Evaluation of Three State-of-the-Art Classifiers for Recognition of Activities of Daily Living from Smart Home Ambient Data

1
Gerontechnology and Rehabilitation Group, University of Bern, Bern 3010, Switzerland
2
ARTORG Center for Biomedical Engineering Research, University of Bern, Bern 3010, Switzerland
3
Division of Cognitive and Restorative Neurology, Department of Neurology, University Hospital Inselspital, University of Bern, Bern 3010, Switzerland
4
University Hospital of Old Age Psychiatry, University of Bern, Bern 3010, Switzerland
These authors contributed equally to this work.
*
Author to whom correspondence should be addressed.
Academic Editors: Antonio Puliafito, Symeon Papavassiliou and Dario Bruneo
Received: 10 March 2015 / Revised: 13 May 2015 / Accepted: 14 May 2015 / Published: 21 May 2015
(This article belongs to the Special Issue Sensors and Smart Cities)
View Full-Text   |   Download PDF [1286 KB, uploaded 21 May 2015]   |  

Abstract

Smart homes for the aging population have recently started attracting the attention of the research community. The “health state” of smart homes is comprised of many different levels; starting with the physical health of citizens, it also includes longer-term health norms and outcomes, as well as the arena of positive behavior changes. One of the problems of interest is to monitor the activities of daily living (ADL) of the elderly, aiming at their protection and well-being. For this purpose, we installed passive infrared (PIR) sensors to detect motion in a specific area inside a smart apartment and used them to collect a set of ADL. In a novel approach, we describe a technology that allows the ground truth collected in one smart home to train activity recognition systems for other smart homes.
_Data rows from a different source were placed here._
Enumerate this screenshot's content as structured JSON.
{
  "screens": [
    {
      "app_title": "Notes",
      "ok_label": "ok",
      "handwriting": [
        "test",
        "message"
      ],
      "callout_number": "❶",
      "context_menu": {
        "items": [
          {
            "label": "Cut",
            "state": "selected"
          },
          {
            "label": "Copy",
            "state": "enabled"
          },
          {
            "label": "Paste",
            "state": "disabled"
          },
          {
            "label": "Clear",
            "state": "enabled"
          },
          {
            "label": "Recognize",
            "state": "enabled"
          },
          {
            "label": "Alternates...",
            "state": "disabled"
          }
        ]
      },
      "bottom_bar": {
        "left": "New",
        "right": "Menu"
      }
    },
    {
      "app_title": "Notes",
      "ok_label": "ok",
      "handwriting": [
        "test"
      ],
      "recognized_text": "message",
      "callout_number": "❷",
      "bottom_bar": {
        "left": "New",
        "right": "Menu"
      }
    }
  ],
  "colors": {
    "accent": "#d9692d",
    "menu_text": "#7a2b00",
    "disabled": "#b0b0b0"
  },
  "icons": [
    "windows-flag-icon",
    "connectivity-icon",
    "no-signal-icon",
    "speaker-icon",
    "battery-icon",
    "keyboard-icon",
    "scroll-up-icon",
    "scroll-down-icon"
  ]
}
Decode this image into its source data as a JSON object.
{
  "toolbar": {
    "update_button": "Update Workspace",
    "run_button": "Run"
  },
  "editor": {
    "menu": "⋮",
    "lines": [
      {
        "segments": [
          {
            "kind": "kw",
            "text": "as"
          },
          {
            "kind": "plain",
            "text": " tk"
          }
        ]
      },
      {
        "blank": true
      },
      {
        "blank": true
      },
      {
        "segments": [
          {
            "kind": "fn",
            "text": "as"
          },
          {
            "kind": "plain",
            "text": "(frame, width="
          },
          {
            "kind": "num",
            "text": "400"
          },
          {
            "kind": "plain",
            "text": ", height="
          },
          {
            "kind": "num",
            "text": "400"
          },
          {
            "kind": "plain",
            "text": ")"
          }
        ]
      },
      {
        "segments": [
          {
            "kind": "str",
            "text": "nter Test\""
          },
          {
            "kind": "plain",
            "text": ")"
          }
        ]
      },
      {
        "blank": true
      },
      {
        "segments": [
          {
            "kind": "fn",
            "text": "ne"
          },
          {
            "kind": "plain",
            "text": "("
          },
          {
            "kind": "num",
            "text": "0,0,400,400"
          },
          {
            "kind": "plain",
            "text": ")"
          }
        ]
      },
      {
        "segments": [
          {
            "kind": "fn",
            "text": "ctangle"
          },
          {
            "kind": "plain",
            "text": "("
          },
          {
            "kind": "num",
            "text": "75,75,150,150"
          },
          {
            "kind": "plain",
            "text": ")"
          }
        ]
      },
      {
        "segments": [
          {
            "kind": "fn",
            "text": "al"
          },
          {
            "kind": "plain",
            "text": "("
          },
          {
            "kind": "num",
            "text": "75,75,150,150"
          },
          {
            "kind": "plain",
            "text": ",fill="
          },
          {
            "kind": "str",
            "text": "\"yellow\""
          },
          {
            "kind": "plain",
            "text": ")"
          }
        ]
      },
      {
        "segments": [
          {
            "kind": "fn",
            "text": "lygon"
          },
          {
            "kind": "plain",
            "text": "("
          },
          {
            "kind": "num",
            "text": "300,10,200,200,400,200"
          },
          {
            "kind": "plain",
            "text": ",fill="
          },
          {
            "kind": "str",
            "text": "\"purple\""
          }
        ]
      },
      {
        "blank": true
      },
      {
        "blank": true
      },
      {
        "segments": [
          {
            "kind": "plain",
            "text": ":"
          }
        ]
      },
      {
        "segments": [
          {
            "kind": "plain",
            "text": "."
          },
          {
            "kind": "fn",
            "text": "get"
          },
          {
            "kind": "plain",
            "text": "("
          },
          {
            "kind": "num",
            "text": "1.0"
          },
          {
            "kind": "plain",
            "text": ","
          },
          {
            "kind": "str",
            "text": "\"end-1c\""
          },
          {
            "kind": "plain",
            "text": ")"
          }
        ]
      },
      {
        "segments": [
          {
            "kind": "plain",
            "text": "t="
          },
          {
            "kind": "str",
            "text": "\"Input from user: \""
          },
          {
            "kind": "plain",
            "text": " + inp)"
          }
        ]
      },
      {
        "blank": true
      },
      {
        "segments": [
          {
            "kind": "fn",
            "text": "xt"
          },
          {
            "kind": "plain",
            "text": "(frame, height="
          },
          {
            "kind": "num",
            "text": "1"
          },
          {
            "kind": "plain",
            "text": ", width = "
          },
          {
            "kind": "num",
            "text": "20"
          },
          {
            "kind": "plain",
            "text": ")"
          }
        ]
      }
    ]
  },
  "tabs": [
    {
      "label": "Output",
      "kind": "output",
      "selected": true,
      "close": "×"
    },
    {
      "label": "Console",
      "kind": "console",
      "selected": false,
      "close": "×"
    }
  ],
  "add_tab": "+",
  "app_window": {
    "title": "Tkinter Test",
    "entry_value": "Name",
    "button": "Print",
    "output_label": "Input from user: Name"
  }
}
We asked the users to label all instances of all ADL only once and subsequently applied data mining techniques to cluster in-home sensor firings. Each cluster would therefore represent the instances of the same activity. Once the clusters were associated to their corresponding activities, our system was able to recognize future activities. To improve the activity recognition accuracy, our system preprocessed raw sensor data by identifying overlapping activities. To evaluate the recognition performance from a 200-day dataset, we implemented three different active learning classification algorithms and compared their performance: naive Bayesian (NB), support vector machine (SVM) and random forest (RF). Based on our results, the RF classifier recognized activities with an average specificity of 96.53%, a sensitivity of 68.49%, a precision of 74.41% and an F-measure of 71.33%, outperforming both the NB and SVM classifiers. Further clustering markedly improved the results of the RF classifier. An activity recognition system based on PIR sensors in conjunction with a clustering classification approach was able to detect ADL from datasets collected from different homes. Thus, our PIR-based smart home technology could improve care and provide valuable information to better understand the functioning of our societies, as well as to inform both individual and collective action in a smart city scenario. View Full-Text
Keywords: healthcare technology; smart homes; smart cities; ambient assisted living; activities of daily living; data classification; data mining healthcare technology; smart homes; smart cities; ambient assisted living; activities of daily living; data classification; data mining
This is an open access article distributed under the Creative Commons Attribution License which permits unrestricted use, distribution, and reproduction in any medium, provided the original work is properly cited. (CC BY 4.0).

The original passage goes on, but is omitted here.